Esperar o desenvolvimento da consciência grafofonêmica para depois investir no processo de letramento é um erro grave, afirma a conferencista. Segundo Soares, as teorias da Linguística Textual, do Discurso e dos Gêneros, assim como as práticas vivenciadas em Lagoa Santa, oferecem evidências de que o desenvolvimento cognitivo e linguístico da criança permite e favorece o trabalho com textos reais desde a Educação Infantil, o que está contemplado nas metas da rede. Como exemplo, apresenta o quadro das “habilidades de leitura e interpretação no ciclo de alfabetização e letramento”, que, na pré-escola, incluem “relacionar texto e ilustrações” e “incorporar ao vocabulário novas palavras encontradas em textos”, entre outras. É importante mencionar que as metas do município – tanto de alfabetização quanto de letramento – são construídas a partir das habilidades que se verifica que as crianças daquela mesma etapa educacional desenvolveram em anos anteriores. Com isso, a conferencista enfatiza que a concepção de alfabetização e letramento que apresenta, além de construída coletivamente, é aberta à atualização.

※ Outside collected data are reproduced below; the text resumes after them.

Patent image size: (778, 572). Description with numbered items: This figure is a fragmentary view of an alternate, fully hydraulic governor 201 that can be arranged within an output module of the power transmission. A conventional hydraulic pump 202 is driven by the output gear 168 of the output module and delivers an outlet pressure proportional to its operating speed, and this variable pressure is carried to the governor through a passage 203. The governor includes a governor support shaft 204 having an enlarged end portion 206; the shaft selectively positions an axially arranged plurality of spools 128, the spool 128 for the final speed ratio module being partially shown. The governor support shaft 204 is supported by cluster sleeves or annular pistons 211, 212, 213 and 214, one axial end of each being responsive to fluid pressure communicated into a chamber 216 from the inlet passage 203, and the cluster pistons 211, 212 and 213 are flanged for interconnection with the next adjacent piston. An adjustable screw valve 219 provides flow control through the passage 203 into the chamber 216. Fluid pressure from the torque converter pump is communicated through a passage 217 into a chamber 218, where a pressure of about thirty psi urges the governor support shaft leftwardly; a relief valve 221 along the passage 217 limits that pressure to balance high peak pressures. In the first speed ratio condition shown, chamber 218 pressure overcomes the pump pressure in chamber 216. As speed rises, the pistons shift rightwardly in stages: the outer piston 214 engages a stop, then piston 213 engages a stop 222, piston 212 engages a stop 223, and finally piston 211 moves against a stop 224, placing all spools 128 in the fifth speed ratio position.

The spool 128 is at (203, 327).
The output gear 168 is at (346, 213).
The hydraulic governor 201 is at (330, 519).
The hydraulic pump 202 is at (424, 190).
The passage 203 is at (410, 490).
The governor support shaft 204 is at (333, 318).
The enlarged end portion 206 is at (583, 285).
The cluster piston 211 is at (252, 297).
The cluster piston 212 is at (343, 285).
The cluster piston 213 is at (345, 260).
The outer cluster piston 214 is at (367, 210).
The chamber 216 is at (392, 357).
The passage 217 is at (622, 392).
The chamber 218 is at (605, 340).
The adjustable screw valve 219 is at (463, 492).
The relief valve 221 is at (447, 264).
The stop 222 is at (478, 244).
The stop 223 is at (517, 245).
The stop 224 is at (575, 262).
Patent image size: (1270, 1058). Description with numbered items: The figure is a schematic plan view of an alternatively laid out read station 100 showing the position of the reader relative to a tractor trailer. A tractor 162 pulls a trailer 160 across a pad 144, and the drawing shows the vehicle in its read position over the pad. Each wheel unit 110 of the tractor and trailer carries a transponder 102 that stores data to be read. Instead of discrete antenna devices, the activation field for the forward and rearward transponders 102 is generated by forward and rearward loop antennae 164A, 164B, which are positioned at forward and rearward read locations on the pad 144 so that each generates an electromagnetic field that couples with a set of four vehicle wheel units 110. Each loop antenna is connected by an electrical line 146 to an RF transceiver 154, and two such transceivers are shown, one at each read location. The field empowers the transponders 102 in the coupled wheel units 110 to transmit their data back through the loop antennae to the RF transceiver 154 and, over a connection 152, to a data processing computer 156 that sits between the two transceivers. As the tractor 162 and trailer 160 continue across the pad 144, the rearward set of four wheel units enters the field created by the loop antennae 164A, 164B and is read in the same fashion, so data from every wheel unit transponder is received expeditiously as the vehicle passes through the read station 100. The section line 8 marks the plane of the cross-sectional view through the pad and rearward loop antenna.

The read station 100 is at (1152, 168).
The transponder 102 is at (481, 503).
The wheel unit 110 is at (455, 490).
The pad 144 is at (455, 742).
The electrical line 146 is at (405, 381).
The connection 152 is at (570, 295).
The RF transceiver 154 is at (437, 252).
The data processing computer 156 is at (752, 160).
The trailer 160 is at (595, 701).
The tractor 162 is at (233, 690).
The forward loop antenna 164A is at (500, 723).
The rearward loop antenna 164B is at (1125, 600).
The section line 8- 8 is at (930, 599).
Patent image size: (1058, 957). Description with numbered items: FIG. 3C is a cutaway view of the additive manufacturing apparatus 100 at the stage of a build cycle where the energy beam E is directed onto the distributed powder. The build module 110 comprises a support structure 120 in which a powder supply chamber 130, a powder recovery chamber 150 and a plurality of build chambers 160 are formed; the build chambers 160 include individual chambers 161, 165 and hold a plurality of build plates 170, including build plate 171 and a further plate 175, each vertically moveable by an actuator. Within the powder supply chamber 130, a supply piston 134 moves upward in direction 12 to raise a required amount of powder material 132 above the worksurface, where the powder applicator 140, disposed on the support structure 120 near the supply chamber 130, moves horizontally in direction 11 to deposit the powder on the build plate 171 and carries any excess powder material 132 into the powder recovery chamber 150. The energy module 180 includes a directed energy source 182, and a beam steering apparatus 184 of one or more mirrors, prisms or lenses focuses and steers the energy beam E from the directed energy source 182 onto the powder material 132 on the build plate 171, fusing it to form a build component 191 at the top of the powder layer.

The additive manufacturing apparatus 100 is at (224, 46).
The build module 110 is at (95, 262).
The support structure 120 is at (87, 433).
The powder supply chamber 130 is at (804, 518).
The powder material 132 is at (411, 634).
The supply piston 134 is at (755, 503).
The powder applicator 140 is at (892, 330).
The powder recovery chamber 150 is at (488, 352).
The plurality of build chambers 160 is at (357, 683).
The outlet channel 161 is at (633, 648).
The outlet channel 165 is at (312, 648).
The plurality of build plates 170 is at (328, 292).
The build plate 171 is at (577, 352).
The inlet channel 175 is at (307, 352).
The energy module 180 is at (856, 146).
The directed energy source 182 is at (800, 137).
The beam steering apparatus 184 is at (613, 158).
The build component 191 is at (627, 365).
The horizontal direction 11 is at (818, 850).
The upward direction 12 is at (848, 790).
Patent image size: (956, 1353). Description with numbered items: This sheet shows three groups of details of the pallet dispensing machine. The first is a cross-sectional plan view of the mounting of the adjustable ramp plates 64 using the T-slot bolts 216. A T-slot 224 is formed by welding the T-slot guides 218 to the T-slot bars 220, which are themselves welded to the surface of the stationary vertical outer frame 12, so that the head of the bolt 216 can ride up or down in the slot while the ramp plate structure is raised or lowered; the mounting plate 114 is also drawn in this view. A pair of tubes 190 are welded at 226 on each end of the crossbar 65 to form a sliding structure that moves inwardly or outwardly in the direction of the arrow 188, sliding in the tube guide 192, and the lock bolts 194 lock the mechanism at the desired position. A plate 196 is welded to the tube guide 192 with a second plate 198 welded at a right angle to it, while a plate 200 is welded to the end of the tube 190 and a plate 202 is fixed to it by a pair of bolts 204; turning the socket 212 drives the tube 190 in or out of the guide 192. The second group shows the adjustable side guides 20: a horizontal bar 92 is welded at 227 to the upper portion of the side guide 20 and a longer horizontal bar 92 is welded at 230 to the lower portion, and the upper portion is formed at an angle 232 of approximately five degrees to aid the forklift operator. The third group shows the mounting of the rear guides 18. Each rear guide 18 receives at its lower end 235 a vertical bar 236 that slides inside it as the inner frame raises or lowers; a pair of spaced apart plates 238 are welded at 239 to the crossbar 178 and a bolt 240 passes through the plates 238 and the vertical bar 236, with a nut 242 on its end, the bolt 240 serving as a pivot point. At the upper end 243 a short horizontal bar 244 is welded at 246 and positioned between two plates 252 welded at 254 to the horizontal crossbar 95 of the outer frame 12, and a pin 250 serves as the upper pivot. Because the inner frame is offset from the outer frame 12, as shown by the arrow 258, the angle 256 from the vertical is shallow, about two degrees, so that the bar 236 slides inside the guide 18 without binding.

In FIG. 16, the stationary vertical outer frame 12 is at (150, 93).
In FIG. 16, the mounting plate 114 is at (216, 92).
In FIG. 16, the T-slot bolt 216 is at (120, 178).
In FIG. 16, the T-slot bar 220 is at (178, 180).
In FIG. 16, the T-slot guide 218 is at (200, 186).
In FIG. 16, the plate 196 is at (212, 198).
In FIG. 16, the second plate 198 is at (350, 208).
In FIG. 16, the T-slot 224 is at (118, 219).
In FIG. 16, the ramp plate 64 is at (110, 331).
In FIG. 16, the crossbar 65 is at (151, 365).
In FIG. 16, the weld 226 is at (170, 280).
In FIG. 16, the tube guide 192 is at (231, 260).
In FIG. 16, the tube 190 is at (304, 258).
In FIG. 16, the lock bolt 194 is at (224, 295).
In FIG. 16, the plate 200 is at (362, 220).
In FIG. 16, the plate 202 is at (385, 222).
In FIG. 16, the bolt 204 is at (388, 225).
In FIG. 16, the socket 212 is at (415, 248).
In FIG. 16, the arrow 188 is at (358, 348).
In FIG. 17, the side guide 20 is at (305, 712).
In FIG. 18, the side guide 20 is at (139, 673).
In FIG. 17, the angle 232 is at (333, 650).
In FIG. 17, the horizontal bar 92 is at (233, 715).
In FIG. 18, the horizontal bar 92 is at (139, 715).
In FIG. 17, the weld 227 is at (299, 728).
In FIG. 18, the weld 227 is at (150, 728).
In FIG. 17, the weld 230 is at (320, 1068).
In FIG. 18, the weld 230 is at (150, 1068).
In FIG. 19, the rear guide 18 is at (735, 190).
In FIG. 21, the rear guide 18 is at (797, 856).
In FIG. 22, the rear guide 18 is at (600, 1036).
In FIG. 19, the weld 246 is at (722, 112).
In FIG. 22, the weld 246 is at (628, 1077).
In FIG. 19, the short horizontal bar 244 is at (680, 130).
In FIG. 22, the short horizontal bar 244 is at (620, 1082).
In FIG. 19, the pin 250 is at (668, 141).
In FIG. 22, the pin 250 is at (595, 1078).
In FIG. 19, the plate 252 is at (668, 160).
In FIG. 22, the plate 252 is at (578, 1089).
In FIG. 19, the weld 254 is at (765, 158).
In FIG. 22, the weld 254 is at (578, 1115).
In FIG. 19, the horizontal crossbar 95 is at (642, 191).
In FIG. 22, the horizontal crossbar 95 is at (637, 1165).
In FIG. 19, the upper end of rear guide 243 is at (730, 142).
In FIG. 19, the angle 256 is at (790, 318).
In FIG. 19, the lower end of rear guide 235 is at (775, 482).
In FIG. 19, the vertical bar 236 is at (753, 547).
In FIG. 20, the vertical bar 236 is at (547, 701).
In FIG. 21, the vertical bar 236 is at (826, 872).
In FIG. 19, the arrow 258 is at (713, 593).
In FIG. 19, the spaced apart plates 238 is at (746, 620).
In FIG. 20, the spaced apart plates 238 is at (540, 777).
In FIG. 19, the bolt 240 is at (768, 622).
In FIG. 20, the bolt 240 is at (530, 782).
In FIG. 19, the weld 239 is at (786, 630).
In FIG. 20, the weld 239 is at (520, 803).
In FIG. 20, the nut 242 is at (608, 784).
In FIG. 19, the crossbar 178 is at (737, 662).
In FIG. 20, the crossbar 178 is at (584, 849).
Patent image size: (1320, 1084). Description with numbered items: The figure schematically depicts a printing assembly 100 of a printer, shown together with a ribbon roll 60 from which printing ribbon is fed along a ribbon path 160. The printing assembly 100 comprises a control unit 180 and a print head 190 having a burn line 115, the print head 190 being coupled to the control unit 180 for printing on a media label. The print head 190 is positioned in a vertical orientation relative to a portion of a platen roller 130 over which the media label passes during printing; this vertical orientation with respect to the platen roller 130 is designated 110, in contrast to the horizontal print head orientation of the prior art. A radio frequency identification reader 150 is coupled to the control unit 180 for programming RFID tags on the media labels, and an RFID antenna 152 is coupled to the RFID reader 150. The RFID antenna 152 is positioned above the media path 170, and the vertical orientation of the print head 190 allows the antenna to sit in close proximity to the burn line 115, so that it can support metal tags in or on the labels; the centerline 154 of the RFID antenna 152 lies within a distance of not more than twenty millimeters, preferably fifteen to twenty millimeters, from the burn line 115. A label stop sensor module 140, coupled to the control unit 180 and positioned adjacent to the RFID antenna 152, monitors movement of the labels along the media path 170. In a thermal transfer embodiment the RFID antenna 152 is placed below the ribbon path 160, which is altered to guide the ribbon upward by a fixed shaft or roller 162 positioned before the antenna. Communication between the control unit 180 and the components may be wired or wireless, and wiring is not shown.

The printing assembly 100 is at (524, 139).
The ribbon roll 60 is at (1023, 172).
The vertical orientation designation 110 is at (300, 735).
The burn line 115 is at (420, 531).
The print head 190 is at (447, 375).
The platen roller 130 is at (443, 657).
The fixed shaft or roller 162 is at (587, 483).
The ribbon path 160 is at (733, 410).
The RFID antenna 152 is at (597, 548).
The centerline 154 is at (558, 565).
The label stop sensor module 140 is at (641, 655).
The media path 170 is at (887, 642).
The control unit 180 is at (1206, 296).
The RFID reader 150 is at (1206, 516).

Somada às reflexões sobre teorias e práticas, uma importante lição da conferência de Magda Soares vem do uso da língua. A pesquisadora é uma das principais responsáveis pela introdução do termo “letramento” no Brasil. Sua obra é marcada pela reiterada afirmação da necessidade de integrar a alfabetização e o letramento. Após décadas contribuindo para que os dois termos tenham cada um seu espaço na língua, o trabalho mais recente de Magda Soares nos convida a explorá-los também de outro modo. E até nos instiga a pensar nos limites do sentido de uma adição pela sintaxe: afinal, em “alfabetização e letramento”, continua havendo palavras distintas, portanto, uma separação linguística dos conceitos. É aí que desponta a intimidade com o objeto de quem se dedica com tanto rigor e entusiasmo a estudá-lo. “Quando as pessoas perguntam: qual é o método que vocês usam em Lagoa Santa? Nós não usamos um método! Se quiser que chame um método, nós alfaletramos, nós usamos o alfaletrar, que é alfabetizar e letrar ao mesmo tempo.”